If you’ve ever visited San Francisco and strolled the Presidio—a former military base turned national recreational area—you’ve experienced the magic of this outdoor oasis. One thing the sprawling green space has long lacked, however, is a direct connection to the beautiful bay it overlooks—you can see the water from the park, but you can’t actually get to it.
That’s about to change.
Today, the city broke ground on the Presidio Tunnel Tops project, a 14-acre park that will feature scenic overlooks, gardens, and a drop-in environmental learning center where you can listen to ranger talks or discover the history of the area. But most importantly, when the project is completed in fall 2021, it will link the waterfront Crissy Field park with the main grounds of the Presidio for the first time in 80 years. That’s how long it has been since the connection was severed when the former Doyle Drive was constructed and split the landscape in half.
“One of the biggest virtues of this project is that it will tie [everything] together as one park — allowing people to walk, cycle, and stroll from the bayfront into the Presidio and vice versa,” explained James Corner, whose firm James Corner Field Operations designed the Presidio Tunnel Tops as well as New York City’s High Line.
Tunnel Tops will be created atop highway tunnels that currently cover a portion of the Presidio Parkway. It is another example of a city transforming old transportation infrastructure into open space, much like Corner did in designing the High Line, a project that turned an abandoned light-rail line into a vibrant outdoor walkway in New York’s Meatpacking District.

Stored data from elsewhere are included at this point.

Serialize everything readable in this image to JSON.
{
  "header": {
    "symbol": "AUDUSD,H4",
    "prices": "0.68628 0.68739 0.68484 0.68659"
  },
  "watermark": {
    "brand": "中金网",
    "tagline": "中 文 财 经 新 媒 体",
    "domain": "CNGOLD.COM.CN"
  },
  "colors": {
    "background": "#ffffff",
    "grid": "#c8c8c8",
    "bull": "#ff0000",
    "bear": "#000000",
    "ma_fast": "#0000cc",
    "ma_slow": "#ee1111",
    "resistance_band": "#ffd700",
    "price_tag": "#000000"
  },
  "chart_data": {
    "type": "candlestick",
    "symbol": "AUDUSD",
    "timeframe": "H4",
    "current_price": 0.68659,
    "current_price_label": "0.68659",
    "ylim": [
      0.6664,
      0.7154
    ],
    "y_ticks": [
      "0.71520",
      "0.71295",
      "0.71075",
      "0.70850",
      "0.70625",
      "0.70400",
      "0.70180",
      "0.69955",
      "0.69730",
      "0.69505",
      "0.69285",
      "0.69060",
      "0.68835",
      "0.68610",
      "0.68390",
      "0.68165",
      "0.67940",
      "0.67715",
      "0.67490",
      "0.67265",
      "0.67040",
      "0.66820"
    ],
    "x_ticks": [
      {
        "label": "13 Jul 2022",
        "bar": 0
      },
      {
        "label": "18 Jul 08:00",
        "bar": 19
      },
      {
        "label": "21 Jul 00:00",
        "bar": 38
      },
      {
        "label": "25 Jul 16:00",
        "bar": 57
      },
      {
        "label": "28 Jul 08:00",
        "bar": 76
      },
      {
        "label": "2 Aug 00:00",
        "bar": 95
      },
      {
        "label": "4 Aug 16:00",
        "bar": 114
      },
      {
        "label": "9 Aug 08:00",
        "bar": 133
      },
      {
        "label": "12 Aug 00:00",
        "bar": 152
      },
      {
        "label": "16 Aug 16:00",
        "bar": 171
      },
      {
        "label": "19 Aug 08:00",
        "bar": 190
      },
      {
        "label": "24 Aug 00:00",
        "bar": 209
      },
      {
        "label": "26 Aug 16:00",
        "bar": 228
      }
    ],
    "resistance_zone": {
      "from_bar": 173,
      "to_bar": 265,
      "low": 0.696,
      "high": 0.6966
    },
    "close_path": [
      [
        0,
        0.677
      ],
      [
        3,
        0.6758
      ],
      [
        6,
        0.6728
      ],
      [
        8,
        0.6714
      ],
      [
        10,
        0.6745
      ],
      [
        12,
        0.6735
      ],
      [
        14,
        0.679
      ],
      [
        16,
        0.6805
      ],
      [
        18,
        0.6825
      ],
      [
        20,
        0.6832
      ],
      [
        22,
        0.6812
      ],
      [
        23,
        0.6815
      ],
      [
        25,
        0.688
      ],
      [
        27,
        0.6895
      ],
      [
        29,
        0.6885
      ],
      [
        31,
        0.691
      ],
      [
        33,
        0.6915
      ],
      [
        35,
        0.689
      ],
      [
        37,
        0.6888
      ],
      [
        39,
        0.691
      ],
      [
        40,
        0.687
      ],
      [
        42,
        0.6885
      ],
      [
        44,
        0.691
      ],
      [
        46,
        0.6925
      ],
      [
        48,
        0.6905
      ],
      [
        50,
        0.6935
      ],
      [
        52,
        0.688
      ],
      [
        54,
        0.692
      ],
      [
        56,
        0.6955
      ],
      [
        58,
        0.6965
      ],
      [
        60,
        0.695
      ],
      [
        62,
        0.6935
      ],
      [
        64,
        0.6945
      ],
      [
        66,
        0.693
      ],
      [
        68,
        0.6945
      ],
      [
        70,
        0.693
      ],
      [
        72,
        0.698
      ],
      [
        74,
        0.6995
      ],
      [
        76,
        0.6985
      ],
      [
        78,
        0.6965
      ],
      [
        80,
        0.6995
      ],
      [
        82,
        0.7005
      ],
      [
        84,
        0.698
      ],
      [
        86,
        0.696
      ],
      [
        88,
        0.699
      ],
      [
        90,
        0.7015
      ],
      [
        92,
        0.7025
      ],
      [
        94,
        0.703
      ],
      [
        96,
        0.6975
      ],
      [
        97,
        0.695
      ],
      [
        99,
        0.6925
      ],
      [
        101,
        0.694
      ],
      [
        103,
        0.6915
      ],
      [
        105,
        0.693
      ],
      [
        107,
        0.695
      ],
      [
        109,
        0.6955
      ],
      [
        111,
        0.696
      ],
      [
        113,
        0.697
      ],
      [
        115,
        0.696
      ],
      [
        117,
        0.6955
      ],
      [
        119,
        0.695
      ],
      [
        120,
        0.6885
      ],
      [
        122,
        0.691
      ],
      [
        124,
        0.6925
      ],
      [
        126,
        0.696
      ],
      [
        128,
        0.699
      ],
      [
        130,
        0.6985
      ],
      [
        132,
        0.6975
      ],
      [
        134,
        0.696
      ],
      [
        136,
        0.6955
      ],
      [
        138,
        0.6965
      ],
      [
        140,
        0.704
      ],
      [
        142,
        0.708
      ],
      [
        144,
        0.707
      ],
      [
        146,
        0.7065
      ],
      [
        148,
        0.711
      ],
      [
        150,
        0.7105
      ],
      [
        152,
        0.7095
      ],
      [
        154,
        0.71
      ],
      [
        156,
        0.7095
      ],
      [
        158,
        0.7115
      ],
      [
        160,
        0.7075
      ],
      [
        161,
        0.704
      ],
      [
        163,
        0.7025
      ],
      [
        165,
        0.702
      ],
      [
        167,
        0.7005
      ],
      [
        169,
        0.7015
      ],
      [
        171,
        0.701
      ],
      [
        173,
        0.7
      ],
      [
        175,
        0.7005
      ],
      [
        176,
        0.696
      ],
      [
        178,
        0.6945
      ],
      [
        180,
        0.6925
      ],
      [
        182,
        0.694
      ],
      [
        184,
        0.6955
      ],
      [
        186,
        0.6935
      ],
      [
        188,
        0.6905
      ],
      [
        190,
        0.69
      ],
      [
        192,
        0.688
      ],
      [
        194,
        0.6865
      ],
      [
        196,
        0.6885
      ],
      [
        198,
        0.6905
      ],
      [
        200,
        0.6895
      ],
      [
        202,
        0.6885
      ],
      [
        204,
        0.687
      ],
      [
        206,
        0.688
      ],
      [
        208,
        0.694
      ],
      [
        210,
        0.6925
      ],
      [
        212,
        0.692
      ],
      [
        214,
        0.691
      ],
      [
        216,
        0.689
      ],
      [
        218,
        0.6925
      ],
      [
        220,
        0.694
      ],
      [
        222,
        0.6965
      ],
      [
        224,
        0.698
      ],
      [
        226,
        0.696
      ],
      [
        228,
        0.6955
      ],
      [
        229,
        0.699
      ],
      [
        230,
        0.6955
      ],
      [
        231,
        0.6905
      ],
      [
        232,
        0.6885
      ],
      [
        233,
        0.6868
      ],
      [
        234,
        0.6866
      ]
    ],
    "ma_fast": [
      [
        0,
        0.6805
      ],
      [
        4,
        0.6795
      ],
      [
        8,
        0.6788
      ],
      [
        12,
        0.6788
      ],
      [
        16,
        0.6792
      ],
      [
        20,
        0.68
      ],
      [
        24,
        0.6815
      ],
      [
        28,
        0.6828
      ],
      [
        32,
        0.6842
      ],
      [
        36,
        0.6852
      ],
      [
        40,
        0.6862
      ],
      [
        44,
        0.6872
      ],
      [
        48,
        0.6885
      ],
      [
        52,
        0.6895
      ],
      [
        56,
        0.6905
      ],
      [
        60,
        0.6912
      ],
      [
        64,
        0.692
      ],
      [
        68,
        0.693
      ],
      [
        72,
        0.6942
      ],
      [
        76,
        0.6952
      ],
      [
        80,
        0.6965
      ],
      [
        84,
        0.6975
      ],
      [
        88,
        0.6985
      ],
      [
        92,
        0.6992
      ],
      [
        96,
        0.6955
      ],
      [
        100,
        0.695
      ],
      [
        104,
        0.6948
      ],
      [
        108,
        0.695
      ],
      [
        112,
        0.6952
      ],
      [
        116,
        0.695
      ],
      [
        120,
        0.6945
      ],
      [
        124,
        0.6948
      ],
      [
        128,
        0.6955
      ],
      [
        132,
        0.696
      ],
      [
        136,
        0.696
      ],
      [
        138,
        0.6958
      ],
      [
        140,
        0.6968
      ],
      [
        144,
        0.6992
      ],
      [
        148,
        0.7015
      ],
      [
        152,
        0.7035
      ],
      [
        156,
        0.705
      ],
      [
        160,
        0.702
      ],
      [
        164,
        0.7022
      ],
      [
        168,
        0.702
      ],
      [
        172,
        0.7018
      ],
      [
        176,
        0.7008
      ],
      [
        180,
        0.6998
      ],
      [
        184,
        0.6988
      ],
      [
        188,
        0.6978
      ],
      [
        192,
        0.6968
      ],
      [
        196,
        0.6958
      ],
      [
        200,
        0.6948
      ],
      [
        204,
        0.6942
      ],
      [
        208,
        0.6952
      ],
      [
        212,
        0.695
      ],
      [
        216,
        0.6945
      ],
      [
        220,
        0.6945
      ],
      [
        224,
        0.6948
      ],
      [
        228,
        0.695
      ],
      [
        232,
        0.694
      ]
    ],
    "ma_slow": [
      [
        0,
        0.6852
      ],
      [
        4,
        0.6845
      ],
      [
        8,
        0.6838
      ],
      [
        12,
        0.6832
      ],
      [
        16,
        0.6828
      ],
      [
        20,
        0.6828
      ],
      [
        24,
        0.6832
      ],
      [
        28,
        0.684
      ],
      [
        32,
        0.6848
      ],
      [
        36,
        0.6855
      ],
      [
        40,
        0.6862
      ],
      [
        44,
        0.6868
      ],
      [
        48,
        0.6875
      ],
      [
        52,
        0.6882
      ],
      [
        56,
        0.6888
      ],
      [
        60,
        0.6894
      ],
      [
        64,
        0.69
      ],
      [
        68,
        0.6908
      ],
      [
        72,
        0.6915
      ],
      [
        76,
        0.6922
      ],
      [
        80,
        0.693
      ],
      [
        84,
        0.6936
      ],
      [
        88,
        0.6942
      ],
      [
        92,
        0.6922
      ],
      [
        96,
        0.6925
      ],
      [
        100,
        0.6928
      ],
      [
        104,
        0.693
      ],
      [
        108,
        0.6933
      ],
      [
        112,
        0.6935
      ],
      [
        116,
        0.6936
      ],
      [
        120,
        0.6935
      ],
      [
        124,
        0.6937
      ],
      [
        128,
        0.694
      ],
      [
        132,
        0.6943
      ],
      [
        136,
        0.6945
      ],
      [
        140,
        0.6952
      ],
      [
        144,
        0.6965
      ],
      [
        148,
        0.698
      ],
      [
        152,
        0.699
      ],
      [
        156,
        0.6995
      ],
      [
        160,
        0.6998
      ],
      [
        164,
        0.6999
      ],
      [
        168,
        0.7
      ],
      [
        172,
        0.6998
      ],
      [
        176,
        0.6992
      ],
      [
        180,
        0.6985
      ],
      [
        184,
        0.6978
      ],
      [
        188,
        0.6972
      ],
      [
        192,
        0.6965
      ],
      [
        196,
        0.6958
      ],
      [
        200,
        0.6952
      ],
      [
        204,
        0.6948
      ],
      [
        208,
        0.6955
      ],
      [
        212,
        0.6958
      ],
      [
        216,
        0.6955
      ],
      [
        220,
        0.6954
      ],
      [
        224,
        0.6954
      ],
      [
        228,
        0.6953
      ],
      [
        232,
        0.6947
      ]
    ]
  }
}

Because Tunnel Tops will be a raised plateau with 360-degree vistas, Corner hopes it will be a centerpiece of the city where visitors and locals alike can see “everything that is essentially San Francisco”—the city skyline, the forests, the bay, and the Golden Gate Bridge.
“Tunnel Tops is really intended to be the first spot people [go to when they] arrive. It’s by the transit center. It’s easily accessible, and you get a great orientation to everything that’s around,” Corner said.
According to the Presidio Trust, a federal agency that manages the Presidio together with the National Park Service, the plans for the new park take into consideration input from more than 10,000 community members. The result is an area that will eventually consist of ample green space, a campfire circle, picnic areas, and a three-acre play space. Tunnel Tops will be adjacent to the Presidio Visitor Center, which opened in 2017, and a new transit center that is planned for the park.
The project is a philanthropic one with the Golden Gate National Parks Conservancy hoping to raise $98 million of the $118 million required to complete its construction.